Mimo tego, że obrońca Jagiellonii miał jeszcze wiele zdrowotnych perypetii (m.in. raz jeszcze złamał nogę w tym samym miejscu dwa lata później), z czasem zdołał wrócić do poważnej piłki i wreszcie zadebiutować w Ekstraklasie. Miało to miejsce wprawdzie dopiero w listopadzie 2010 roku, ale niemalże z miejsca Madera stał się solidnym ligowcem, choć wciąż nie mógł uciec od kłopotów ze zdrowiem. Przez ten cały czas jednak miał on dobre relacje z trenerem Probierzem, czego efektem była dobra postawa środkowego obrońcy w minionym sezonie w prowadzonej przez Pana Michała Lechii Gdańsk, gdzie Maderze udało się rozegrać niemalże tyle spotkań w Ekstraklasie (27), co w poprzednich latach kariery łącznie (34). Znajomość obu panów przyprowadziła także 29-letniego stopera do Białegostoku, gdzie ma on stanowić o sile defensywy Jagiellonii.

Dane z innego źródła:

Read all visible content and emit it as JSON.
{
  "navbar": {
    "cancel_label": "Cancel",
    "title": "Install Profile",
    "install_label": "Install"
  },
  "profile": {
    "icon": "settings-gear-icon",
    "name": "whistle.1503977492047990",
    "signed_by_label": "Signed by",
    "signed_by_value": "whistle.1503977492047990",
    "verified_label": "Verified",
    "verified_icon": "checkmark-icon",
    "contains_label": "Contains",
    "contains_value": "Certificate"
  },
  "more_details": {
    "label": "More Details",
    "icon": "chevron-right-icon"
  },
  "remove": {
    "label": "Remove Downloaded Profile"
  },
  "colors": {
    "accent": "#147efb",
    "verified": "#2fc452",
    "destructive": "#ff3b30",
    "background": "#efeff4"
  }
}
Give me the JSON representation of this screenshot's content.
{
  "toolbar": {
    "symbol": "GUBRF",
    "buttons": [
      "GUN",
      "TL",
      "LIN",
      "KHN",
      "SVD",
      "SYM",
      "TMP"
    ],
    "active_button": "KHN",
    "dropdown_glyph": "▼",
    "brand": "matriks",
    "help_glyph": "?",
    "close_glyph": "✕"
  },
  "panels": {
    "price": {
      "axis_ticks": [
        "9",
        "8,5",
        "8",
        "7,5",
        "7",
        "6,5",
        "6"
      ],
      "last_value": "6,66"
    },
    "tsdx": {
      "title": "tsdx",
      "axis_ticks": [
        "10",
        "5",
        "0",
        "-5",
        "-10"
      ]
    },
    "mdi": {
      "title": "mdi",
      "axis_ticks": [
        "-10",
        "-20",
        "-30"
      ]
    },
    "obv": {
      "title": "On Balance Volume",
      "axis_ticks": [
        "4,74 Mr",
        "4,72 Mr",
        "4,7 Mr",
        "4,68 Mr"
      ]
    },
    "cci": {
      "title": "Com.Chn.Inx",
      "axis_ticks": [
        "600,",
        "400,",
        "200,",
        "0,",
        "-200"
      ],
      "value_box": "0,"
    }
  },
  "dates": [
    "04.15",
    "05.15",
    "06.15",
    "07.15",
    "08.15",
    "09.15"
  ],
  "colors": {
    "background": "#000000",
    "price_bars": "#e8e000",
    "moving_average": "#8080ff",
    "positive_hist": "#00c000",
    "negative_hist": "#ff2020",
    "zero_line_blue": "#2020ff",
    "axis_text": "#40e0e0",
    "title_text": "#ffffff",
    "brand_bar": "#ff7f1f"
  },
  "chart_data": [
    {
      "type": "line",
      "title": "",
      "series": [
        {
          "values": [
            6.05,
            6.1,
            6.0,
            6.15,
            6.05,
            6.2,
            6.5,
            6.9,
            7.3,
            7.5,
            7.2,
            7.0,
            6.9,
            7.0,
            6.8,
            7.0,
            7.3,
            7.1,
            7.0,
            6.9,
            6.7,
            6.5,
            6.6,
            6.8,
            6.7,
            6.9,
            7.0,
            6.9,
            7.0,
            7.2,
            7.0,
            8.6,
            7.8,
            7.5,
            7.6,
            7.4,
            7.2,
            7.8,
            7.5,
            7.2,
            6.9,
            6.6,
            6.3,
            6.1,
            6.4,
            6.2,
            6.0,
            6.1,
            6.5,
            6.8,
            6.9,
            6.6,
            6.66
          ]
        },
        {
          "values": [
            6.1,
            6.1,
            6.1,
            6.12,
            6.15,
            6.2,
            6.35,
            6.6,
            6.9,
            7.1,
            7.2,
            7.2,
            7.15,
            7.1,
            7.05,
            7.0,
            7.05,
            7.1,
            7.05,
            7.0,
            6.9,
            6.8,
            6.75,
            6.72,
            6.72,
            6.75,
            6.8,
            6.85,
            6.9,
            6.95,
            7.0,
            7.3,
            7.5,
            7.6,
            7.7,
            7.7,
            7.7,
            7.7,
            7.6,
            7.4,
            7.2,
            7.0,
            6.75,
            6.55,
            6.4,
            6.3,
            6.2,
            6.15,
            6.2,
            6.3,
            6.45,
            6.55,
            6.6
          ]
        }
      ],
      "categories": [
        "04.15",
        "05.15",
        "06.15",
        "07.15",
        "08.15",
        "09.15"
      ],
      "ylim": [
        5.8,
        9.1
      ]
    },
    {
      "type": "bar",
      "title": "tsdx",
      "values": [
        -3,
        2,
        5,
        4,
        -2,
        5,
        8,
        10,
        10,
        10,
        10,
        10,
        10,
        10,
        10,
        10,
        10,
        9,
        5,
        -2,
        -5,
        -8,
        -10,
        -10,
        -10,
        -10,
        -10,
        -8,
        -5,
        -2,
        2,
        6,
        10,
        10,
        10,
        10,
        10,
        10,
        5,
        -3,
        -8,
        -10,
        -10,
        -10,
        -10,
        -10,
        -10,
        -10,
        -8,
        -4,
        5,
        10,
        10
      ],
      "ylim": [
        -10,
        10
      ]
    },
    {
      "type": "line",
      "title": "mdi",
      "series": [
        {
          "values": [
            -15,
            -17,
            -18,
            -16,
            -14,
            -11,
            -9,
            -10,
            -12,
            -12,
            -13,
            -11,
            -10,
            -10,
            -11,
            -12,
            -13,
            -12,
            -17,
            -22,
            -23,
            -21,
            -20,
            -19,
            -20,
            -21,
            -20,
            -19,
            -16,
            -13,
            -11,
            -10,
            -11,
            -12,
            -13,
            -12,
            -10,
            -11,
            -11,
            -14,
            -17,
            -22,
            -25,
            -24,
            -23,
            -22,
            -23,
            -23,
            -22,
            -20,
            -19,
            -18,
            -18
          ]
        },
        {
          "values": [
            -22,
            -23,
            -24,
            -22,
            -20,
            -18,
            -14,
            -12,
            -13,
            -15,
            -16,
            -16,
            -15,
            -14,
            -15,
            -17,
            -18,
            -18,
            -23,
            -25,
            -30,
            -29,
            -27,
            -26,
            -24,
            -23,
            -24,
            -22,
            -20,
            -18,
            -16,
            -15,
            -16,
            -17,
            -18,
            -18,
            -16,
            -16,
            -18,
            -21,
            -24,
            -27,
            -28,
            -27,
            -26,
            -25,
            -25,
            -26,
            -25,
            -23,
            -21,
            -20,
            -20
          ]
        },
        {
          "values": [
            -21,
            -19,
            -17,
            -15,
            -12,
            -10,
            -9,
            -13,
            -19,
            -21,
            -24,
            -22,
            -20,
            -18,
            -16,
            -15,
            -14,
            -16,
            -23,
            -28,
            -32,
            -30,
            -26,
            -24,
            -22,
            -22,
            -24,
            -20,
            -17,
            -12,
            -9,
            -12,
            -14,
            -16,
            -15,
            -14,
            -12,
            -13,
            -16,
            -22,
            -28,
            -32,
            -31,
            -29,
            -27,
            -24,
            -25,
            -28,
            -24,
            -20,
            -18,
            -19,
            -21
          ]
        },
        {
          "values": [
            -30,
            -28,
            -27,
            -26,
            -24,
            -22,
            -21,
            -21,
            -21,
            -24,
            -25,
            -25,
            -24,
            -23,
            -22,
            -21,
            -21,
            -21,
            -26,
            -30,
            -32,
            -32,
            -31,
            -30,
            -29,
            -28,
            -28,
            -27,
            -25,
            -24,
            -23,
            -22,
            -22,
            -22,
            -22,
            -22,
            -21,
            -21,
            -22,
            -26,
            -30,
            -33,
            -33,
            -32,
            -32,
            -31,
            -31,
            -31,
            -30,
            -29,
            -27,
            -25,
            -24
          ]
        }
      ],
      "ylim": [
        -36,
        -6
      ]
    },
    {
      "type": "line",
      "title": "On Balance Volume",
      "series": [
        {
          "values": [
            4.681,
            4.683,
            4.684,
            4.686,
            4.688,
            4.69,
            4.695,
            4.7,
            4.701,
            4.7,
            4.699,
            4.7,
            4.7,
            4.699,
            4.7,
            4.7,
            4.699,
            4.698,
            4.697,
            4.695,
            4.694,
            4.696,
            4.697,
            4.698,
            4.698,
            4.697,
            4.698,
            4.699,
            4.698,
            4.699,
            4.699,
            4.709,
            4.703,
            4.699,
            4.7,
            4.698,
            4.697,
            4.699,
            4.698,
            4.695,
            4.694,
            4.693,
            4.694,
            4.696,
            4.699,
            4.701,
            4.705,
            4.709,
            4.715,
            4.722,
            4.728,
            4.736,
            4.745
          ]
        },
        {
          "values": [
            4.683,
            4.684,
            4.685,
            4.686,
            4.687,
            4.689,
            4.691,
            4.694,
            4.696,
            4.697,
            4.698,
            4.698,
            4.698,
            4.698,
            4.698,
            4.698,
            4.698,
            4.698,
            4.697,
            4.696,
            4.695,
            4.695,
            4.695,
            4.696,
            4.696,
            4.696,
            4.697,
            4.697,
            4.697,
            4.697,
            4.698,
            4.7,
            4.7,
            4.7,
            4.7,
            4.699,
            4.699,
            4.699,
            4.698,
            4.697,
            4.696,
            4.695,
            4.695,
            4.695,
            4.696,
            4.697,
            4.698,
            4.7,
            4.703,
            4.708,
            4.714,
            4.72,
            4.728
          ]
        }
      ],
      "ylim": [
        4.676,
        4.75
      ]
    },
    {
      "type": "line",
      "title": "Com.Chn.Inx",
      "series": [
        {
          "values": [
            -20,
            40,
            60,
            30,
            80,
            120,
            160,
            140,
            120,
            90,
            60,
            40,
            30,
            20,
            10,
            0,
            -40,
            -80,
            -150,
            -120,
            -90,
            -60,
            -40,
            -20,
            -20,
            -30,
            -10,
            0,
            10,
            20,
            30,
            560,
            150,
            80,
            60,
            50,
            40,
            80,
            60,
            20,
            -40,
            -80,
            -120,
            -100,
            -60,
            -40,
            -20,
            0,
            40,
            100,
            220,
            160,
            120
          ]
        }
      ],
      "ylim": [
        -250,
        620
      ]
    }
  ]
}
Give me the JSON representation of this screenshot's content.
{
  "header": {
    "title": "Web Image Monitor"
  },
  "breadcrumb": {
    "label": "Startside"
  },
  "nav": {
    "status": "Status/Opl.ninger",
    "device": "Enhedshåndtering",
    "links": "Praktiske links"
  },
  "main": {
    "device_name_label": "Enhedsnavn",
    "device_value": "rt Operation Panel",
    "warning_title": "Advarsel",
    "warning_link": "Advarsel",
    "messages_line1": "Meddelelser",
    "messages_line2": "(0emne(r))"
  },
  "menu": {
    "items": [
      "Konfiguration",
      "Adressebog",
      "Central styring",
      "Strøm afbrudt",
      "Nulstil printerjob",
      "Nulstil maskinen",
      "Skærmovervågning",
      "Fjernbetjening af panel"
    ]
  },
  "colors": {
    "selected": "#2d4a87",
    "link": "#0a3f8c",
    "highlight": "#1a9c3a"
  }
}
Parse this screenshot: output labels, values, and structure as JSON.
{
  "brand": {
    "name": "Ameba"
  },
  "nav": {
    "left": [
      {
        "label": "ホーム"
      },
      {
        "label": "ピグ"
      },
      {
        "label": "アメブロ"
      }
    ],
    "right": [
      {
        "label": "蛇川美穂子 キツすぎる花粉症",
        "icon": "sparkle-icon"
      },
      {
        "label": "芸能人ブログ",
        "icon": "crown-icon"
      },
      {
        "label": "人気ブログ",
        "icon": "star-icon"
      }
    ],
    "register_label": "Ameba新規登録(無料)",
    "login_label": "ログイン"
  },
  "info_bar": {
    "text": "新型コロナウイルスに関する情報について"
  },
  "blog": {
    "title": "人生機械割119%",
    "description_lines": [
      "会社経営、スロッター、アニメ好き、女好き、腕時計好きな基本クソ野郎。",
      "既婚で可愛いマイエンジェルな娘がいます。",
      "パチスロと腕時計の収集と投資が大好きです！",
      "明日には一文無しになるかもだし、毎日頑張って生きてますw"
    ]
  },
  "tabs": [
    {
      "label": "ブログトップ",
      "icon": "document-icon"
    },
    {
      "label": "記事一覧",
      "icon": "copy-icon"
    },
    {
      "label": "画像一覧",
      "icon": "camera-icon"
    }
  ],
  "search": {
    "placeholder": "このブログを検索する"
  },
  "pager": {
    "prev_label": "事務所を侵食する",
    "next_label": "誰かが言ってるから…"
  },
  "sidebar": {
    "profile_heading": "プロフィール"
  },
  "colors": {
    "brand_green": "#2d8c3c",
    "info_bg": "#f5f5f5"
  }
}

Razem z Maderą, z Lechii Gdańsk do Białegostoku trafił także Patryk Tuszyński, który ma w klubie zastąpić Bekima Balaja i razem z Mateuszem Piątkowskim dbać o strzelanie bramek przez Żółto-Czerwonych. W przypadku transferu 24-latka, który do Jagi trafił w ramach rozliczenia transferu Adama Dźwigały na Pomorze, również zadecydowały jego dobre relacje z Michałem Probierzem. To właśnie pod wodzą obecnego szkoleniowca Jagi, Tuszyński miniony sezon w Lechii może uznać za swój najlepszy w karierze. Pochodzący z Dolnego Śląska zawodnik wreszcie otrzymał w nim prawdziwą szansę gry w Ekstraklasie, notując 31 spotkań, w których udało mu się strzelić sześć goli. Napastnik Jagiellonii, który do nowej drużyny wprowadził się doskonale, zdobywając dwie bramki w debiutanckim meczu ligowym z Lechią Gdańsk, wcześniej występował także w Gawinie Królewska Woda, MKS Kluczbork czy Sandecji Nowy Sącz.

Tercet piłkarzy pozyskanych z Lechii Gdańsk uzupełnia 19-letni Przemysław Frankowski. Ten utalentowany zawodnik, wychowanek Lechii, ma na swoim koncie 42 występy w Ekstraklasie, z czego zdecydowaną większość zanotował wtedy, gdy trenerem biało-zielonych był oczywiście Michał Probierz. Choć klub z Gdańska wcale nie chciał specjalnie go wypuścić, to jednak musiał się pogodzić z odejściem Frankowskiego, jako że jego karta zawodnicza należała do byłego właściciela Lechii, Andrzeja Kuchara. Co ciekawe, piłkarz, który będzie grał w Jadze z numerem 21, podobnie jak swego czasu czynił to legendarny w Białymstoku Tomasz Frankowski, zadebiutował w Ekstraklasie właśnie w meczu z Jagiellonią w sezonie 2012/13.

Ekstraklasowi debiutanci

W Jagiellonii swoje pierwsze kroki w Ekstraklasie będzie miał okazję postawić sprowadzony na lewą obronę z Floty Świnoujście Radosław Jasiński. 24-letni zawodnik w trzech ostatnich sezonach był wyróżniającym się graczem pierwszoligowych Wyspiarzy, prezentując równą solidną formę zarówno w destrukcji, jak i ofensywie. Wychowanek Orła Międzyrzecz, który w przeszłości także szkolił się w grupach młodzieżowych Dyskobolii Grodzisk Wielkopolski oraz Lecha Poznań, w I lidze robił furorę przede wszystkim swoimi niezwykle daleko wyrzucanymi autami, potrafiąc w ten sposób stworzyć zagrożenie w polu karnym rywala nawet z okolic 30-40 metra od jego bramki. Następca Tomasza Hajty, ‘polski Rory Delap’ w Jagiellonii? Czemu nie.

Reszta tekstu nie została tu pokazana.